Experiment Log-1: The following is a list of individuals affected by SCP-XXXX whose circumstances are considered to be of particular note. Names have been abbreviated as most have been released by the Foundation back into normal society.
-Mr. SK claimed to be asexual, which was later confirmed by his husband, who appeared to be nine months pregnant. SK cut contact with his husband several days after reading SCP-XXXX and had not seen him for two months at the time Foundation agents found said husband.
- A Ms. KL believed that she had impregnated all 6 of her polyamorous partners. Two of her partners were found experiencing false pregnancies.

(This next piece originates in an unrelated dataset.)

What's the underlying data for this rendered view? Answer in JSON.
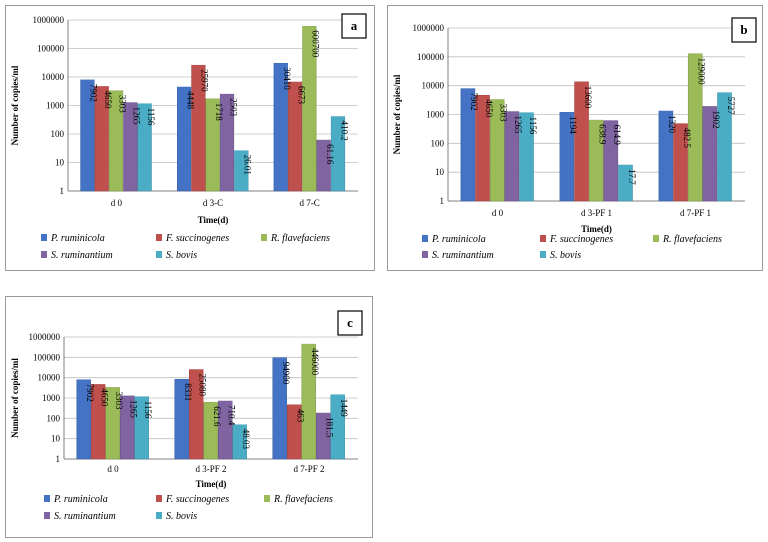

KL was caught by one of her partners pouring gasoline in her apartment in an attempt to fake her own death. An argument broke out between the two which eventually got police involved, getting the attention of Foundation agents. The agents took over the case and agreed to help get KL’s attempted arson charges dropped in exchange for an interview.
-Mr. JP told a Foundation interviewer that he was a virgin, but nonetheless truly believed his girlfriend was pregnant. He had traveled across at least 3 states after reading SCP-XXXX out of fear of facing his partner. All attempts to convince JP that his partner’s pregnancy was impossible failed, see Interview Log A for more details.
- Mrs. MS was found at a courthouse attempting to change her legal name. A Foundation Agent embedded in the courthouse just so happened to be the clerk assisting her, and was able to extract the following information: MS believed that she had impregnated her wife of 40 years, despite the fact that MS’s wife had already experienced menopause. The agent present then referred her to the Foundation.
Experiment Log-2: The following is a test carried out by a Foundation research team to determine if amnestics could reverse the effect of SCP-XXXX.
The affected individual named Kevin █████ was apprehended by a Foundation agent who saw him reading a copy of SCP-XXXX on a park bench. In Foundation custody, the subject began experiencing the memetic hazard caused by SCP-XXXX, sayin that he “could never face his girl again” and would “have to start over, get a new life somewhere.” Dr. Kowalski approved the use of an amnestic on the subject, and then gave the following interview:
Dr. Kowalski: “Hello Kevin, how are you feeling?”
Subject: “Um, okay I guess, a little sleepy maybe?”
Dr. Kowalski: “And how is your girlfriend doing Kevin, anything unusual going on with her?”
[Subject appears confused at the question, but calm]
Subject: “Uh, no she’s cool I think… why?”
Dr. Kowalski: “Just to test your memory, you hit your head on a park bench and were taken here to be examined for memory loss. We should be able to send you back to your loved ones soon!”
[The subject begins to tense up, sweating from his forehead, rocking back and forth slightly]
Dr. Kowlaski: “Something the matter?”
Subject: “I… don’t send me back. I can’t see her again.”
Dr. Kowlaski: “I don’t understand. Who are you talking about Kevin?”
Subejct: “My girl! I can’t… if she… I can’t face her again man!”
Dr. Kowlaski: “Why? Why can’t you see her?”
[The subject gets out of his chair and falls on all fours at Kowlaski’s feet, grabbing her pant leg]
Subject: “I don’t know! Just don’t make me see her again, I just can’t! Keep me here please I’ll do whatever you want!”